Ural motorcycle owners can tell you that riding a sidecar-equipped bike is unlike any other riding experience you've had before. Without the worry of avoiding every bump in the road—something any two-wheeled bike rider would likely validate—a Ural bike allows you the stability to trek several terrains, while freeing your mind to soak in the full experience. Plus, the obvious—Ural provides you the flexibility of taking a passenger or your belongings comfortably along for the ride. So whether it's a short ride with a friend or a long trip with your belongings in tow, you're able to have a full experience, while soaking in every exciting second of your ride.
Simply put, with all the distinctive characteristics that make these bikes Ural, you won't see anything else like them on the road today. The perfect marriage of wanderlust and practicality—Ural motorcycles satisfy your utilitarian needs in the most dreamlike and free state-of-being possible.
Interesting Facts - Ural
- The fascinating story behind Ural begins in a 1939 backdrop of pre-World War II Soviet Union. Having seen the crippling effects the Nazi regime imposed in previous battles, Joseph Stalin and the USSR quickly established the need for greater mobility going into the Second World War.
- Officially, Ural states that its inception began by smuggling 5 BMW R71 motorcycles into Russia. Engineers in Moscow carefully dismantled, copied, and cast molds to produce their own engines and gearboxes. The bike, in its entirety, was reverse engineered. Then in 1941, the first trial samples of the "M-72" motorcycles were immediately approved by Stalin.
- However, it is considered more likely that the BMW factory supplied the construction drawings and casting molds as a result of the Molotov-Ribbentrop Pact, which took place in support of their Soviet "friends" in different technological and industrial fields.
- Due to the fast and furious bombings of the Germans, it was determined that the Ural factory should be moved further East, out of bombing range. The factory, which was in full swing producing hundreds of Russian M-72 sidecar bikes, was now located on the fringe of the Siberian steppes in the Ural Mountains in a town called Irbit. And a brewery was transformed into the new research and development headquarters, where countless hours were spent preparing for a massive new production complex.
- Throughout the course of the War, 9,799 M-72 motorcycles were used for reconnaissance detachments and mobile troops. After aiding in the defeat of Hitler's armies on the Russian and European battlegrounds, the motorcycle company cemented its history and significance as a viable mode of non-war related transportation.
- In the late 1950s, Ural motorcycles began to be built for domestic, civilian consumption, which quickly picked up speed. And in the 1960s, production turned over to non-military production exclusively.

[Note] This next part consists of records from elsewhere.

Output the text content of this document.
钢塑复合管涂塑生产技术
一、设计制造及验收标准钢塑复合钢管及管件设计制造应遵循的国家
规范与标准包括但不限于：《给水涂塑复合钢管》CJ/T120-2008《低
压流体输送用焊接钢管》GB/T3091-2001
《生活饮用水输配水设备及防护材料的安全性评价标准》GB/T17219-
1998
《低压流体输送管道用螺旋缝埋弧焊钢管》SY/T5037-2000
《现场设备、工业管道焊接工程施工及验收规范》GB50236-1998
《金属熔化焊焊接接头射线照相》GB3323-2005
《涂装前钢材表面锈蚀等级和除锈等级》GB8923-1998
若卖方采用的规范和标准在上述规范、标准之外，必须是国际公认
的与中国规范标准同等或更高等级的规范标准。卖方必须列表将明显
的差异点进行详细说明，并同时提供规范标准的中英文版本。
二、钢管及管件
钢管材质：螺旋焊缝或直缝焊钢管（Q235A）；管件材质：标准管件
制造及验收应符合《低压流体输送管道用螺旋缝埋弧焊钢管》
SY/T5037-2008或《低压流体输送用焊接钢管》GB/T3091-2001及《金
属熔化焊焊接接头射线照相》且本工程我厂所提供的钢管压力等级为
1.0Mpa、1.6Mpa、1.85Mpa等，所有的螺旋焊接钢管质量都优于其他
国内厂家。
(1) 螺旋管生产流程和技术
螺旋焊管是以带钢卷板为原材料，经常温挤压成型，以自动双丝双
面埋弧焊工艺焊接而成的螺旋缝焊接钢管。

- In 1998, the previously state-owned factory became privatized. New ownership encouraged the utilization of fresh, modern ideas and innovative production techniques. Though at the core of all new production always maintains the classic foundation and design that Ural has built its name on. All in all, Ural has been given a new lease on life to be continually enjoyed by generations to come.
- Ural now exports to countries all over the world and has delivered over 3.2 million motorcycles since the first M-71 rolled off the production floor.
- Today, Ural is the only sidecar-specific manufacturer importing into the US.
- At the heart of its unique design, all design principles are tailored to building a cohesive sidecar motorcycle.
- Many companies sell so-called "bolt on sidecars" for many of their makes and models. These additions will, however, never handle like a Ural without extensive modifications to steering and braking components.
- Ural sidecars are built tough for even the most adventuresome of riders who demand a solid platform for both on- and off-road riding.
- Sidecars provide stability beyond anything the competition can offer; year-round riding in some of the worst weather imaginable is possible and de rigueur for Ural.